Results and Analysis

Determination of Heat Capacities

The experiment revealed distinct heat capacities for the two calorimeters. The coffee cup calorimeter demonstrated a higher heat capacity (99.75 J/ºC) compared to the copper calorimeter (27.60 J/ºC), attributed to the insulating properties of the Styrofoam material and the thermal conductivity of copper.

Enthalpy of Formation for Magnesium Oxide

By conducting reactions between magnesium and HCl, and magnesium oxide and HCl, and utilizing known enthalpy changes for the reaction of hydrogen gas with oxygen, the standard enthalpy of formation for magnesium oxide was determined. Applying Hess's Law, the experiment yielded an enthalpy change of -486.19 kJ/mol for the formation of MgO, compared to the literature value of -601.6 kJ/mol, resulting in a 19.18% error. This discrepancy may be attributed to heat loss due to imperfect insulation of the calorimeters and potential pre-reaction of magnesium powder with atmospheric oxygen.

Discussion

The experiment underscored the importance of calorimeter selection based on the specific heat capacity requirements of the reaction being studied. The higher heat capacity of the coffee cup calorimeter suggests it is more suitable for reactions with larger enthalpy changes, where more heat is absorbed or released. Conversely, the copper calorimeter, with its lower heat capacity, might be preferred for reactions with smaller enthalpy changes. The observed error in the enthalpy of formation for MgO highlights the challenges in experimental thermodynamics, including the need for precise measurement and control of external factors such as heat loss and reactant purity.

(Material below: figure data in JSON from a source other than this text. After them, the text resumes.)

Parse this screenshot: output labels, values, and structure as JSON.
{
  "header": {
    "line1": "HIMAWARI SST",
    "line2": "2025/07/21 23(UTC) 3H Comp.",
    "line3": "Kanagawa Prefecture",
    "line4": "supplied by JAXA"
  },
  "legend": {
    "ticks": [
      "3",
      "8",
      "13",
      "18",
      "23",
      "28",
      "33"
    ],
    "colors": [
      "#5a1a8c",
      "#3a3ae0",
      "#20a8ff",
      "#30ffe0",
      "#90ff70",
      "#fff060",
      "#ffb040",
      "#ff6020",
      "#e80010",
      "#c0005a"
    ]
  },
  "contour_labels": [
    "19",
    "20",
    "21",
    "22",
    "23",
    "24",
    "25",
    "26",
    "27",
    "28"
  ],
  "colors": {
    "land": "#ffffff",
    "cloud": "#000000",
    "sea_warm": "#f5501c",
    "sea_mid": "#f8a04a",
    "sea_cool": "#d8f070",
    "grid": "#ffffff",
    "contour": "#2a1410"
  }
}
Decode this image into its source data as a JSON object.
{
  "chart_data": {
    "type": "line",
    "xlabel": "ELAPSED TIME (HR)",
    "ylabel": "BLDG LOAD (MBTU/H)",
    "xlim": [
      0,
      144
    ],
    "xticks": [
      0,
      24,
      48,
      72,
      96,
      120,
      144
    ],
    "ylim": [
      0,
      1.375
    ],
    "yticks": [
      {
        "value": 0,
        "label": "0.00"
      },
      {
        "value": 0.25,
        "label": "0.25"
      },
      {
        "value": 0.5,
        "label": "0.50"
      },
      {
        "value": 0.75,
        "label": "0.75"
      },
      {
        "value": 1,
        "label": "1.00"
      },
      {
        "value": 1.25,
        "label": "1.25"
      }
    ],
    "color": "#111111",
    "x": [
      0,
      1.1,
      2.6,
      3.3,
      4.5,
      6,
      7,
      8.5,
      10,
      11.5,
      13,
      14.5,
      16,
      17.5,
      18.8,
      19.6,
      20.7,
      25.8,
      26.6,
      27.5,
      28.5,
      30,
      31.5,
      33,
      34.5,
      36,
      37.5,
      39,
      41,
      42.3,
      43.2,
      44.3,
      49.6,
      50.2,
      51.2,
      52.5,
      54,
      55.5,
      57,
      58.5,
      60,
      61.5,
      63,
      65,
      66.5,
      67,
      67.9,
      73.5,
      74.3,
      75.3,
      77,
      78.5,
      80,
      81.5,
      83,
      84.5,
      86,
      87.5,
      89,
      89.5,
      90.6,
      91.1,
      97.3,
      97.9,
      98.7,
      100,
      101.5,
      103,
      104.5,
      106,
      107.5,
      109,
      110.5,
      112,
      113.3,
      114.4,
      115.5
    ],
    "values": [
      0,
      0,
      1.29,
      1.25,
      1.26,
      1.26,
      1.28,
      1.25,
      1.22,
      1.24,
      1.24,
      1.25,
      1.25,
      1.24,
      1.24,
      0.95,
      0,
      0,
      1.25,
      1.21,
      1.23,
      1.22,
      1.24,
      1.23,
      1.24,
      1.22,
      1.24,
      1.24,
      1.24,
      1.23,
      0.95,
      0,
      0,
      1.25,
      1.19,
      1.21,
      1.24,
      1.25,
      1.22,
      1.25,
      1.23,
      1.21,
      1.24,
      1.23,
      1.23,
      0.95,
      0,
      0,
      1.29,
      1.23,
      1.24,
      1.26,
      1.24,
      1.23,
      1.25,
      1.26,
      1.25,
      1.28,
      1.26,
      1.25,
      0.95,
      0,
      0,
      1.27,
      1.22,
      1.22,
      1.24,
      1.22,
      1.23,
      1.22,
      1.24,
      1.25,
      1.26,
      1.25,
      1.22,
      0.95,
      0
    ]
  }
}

Coffee-cup calorimeter was calculated that it was higher heat capacity compared to copper calorimeter which is 99.75 J/ºC and 27.60 J/ºC by using the formula given:

q(hot) = q(cold) + q(cal)

q(hot) = m(h) x c x (T(h)- T(f)) = heat lost by hot water

q(cold) = m(c) x c x (T(f) - T(c)) = heat gained by cold water

q(cal) = C(cal) x (T(f)- T(c)) = heat gained by calorimeter

where,

c = specific heat of water = 4.18 J/ gºC

C (cal) = heat capacity of the calorimeter

T (h) = temperature of hot water

T (c) = temperature of cold water

T (f) = final temperature after mixing

m = mass of water (hot or cold)

Conclusion

This investigation into calorimetry and the application of Hess's Law provided valuable insights into the determination of heat capacities and the standard enthalpy of formation for magnesium oxide. While the experiment demonstrated the feasibility of these methods, it also highlighted the critical role of accurate calorimetry and the potential for error due to experimental limitations. Future efforts should focus on minimizing heat loss and ensuring reactant purity to enhance the accuracy of enthalpy measurements.

References

The experiment drew upon foundational principles and methodologies in physical chemistry, as outlined in academic resources and specialized literature on calorimetry and Hess's Law. These sources provide a theoretical basis for the experimental techniques and calculations employed in determining heat capacities and enthalpy changes.